In the flash of light Harry could see their bodies casting shadows on the red shale. The crack which followed was so loud it attached itself to their ears like a lining. One body slipped away from the other and fell to the ground.

Harry sank to his knees and heard his voice roar: ‘Ellen!’

He saw the figure still standing turn and begin to walk towards him, gun in hand. Harry took aim, but the rain was streaming down his face and blinding him. He blinked and aimed. He no longer felt anything, neither pain nor cold, sorrow nor triumph, only a huge void. Things were not meant to make sense; they just repeated themselves in an eternal, self-explanatory mantra – living, dying, being reborn, living, dying. He squeezed the trigger halfway. Took aim.

‘Beate?’ he whispered.

She kicked open the door and passed the AG3 to Harry, who grabbed it.

‘What . . . happened?’

‘The Setesdal Twitch,’ she said.

‘The Setesdal Twitch?’

‘He went down like a pile of bricks, poor thing.’ She showed him her right hand. The rain washed and rinsed away the blood from the two wounds on her knuckles. ‘I was just waiting for something to distract him. And the clap of thunder scared the living daylights out of him. You too, it seems.’

They looked at the motionless body in the left-hand service box.

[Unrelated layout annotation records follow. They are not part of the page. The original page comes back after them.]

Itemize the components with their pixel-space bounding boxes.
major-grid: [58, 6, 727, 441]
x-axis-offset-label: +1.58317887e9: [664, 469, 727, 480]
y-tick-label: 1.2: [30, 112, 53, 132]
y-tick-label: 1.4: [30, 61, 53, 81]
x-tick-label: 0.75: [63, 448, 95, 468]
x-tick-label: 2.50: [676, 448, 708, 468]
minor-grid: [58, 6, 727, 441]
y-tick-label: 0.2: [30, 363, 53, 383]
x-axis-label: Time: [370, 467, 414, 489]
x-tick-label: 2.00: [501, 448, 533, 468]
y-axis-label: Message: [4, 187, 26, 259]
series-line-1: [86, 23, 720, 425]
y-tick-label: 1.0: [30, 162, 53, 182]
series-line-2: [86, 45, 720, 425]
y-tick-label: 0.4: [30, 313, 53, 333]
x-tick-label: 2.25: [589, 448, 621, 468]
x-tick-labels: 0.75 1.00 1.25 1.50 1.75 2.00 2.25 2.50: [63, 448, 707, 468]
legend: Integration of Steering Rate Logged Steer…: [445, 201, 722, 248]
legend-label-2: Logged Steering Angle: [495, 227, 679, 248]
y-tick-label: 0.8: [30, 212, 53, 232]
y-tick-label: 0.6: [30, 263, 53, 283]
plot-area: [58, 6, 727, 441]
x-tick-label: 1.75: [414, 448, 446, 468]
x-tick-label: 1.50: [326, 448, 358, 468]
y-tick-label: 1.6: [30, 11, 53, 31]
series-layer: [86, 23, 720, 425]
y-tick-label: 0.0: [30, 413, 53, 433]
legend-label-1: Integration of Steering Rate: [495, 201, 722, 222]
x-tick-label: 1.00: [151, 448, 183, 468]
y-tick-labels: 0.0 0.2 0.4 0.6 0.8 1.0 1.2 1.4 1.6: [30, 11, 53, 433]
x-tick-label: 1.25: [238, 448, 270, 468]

‘Will you help me with the handcuffs, Harry?’ Her blonde hair was stuck to her face, but she didn’t seem to notice. She smiled.

Harry raised his face into the rain and closed his eyes. ‘God in heaven above,’ he mumbled. ‘This poor soul will not be set free until 12 July 2022. Have mercy.’

‘Harry?’

He opened his eyes. ‘Yes?’

‘If he’s not to be set free before 2022 we’d better get him to Police HQ right now.’